Centrica (LON: CNA) has maxed out current storage levels at the Rough facility, hitting its 30 billion cubic feet of gas target for the Southern North Sea site.
That is enough to sustain the UK for three days, going on average UK demand for the fuel in winter.
It comes just a few months after British Gas-owner Centrica partially reopened the asset, which had spent around five years lying dormant.
While having 30bn cubic feet of gas in the bank does give the UK some breathing space, it is a lot less than Rough used to be able to hold.
At one point, the facility accounted for 70% of Britain’s natural gas storage capacity, and it had the potential to hold 150bn cubic feet of gas, about 10 days of demand.
A sharp turnaround
Rough was shut down in 2017 after state support for the facility was pulled, meaning it was too expensive to keep operational.
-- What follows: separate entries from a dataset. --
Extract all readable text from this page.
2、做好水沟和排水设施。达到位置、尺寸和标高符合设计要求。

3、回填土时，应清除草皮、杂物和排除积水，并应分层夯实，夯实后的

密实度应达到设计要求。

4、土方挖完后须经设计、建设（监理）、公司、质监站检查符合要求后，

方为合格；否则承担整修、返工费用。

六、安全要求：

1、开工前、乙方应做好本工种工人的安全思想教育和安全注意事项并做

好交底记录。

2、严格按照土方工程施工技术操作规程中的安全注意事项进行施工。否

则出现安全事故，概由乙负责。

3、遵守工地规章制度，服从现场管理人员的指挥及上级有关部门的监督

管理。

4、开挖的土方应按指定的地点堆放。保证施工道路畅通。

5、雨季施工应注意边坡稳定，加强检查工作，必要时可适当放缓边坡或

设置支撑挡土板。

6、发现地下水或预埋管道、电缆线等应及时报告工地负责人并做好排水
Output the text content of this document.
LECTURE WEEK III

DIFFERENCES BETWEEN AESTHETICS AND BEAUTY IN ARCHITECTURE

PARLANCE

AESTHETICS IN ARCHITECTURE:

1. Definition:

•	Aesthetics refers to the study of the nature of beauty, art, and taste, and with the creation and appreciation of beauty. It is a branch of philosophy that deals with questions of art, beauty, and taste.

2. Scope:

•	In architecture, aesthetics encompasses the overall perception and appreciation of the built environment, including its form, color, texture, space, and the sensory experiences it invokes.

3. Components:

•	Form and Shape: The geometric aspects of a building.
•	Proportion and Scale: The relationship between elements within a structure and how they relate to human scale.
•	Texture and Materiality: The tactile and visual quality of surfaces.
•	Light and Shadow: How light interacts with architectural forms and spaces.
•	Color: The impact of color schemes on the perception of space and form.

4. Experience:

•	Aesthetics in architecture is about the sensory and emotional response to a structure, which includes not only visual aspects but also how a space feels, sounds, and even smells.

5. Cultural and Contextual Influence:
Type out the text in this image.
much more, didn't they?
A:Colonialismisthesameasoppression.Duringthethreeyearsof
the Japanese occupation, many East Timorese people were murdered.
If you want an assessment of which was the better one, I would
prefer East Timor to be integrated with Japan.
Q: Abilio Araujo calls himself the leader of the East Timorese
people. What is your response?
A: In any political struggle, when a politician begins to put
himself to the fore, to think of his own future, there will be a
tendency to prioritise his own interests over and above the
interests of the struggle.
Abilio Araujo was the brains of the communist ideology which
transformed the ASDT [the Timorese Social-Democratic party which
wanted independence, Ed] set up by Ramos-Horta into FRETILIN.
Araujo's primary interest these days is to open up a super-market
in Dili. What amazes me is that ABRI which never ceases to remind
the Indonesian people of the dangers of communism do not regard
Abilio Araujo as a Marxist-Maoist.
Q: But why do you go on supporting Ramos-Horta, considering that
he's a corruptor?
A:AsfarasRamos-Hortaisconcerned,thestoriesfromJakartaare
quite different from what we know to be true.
But with energy security under the spotlight once more, the decision was taken to reopen the storage site, located about 18 miles off Yorkshire, earlier this year.
And at the end of August, the North Sea Transition Authority (NSTA) gave Centrica the green light to push ahead with the restart.
While it’s a relatively modest amount of storage, especially compared to Rough’s previous muscle, it does boost the UK’s capacity by 50%, and there are aims to go further.
According to City A.M., Centrica is pushing ministers for minimum revenue guarantees to invest the £150 million needed to double the site’s volume to 60bn cubic feet by next winter.
Equinor helping out
In June, as fears about securing gas supplies began to germinate, Equinor and Centrica announced an agreement for the former to deliver an additional 1 billion cubic metres (bcm) of gas supplies to the UK in time for this winter.
The new agreement added to Equinor’s existing, bilateral contract with Centrica and brings the total volume under contract above 10 bcm per year.
The additional volumes will provide enough gas to heat an additional 4.5 million homes, Centrica previously said.
Equinor typically supplies 20-22 bcm of gas to the UK per year, or around 25% of national demand.
Centrica is planning for the long-term with Rough, and the company recently picked energy services group Wood to carry out project management work on the storage site for the next five years.
The deal with the Aberdeen-headquartered firm also covers the Easington Gas Terminal, which hooks into the North Sea facility.
There are plans too to make Rough part of the energy transition.
Centrica is exploring revamping the site to turn it into a storage base for hydrogen, which could then help to decarbonise swathes of the economy.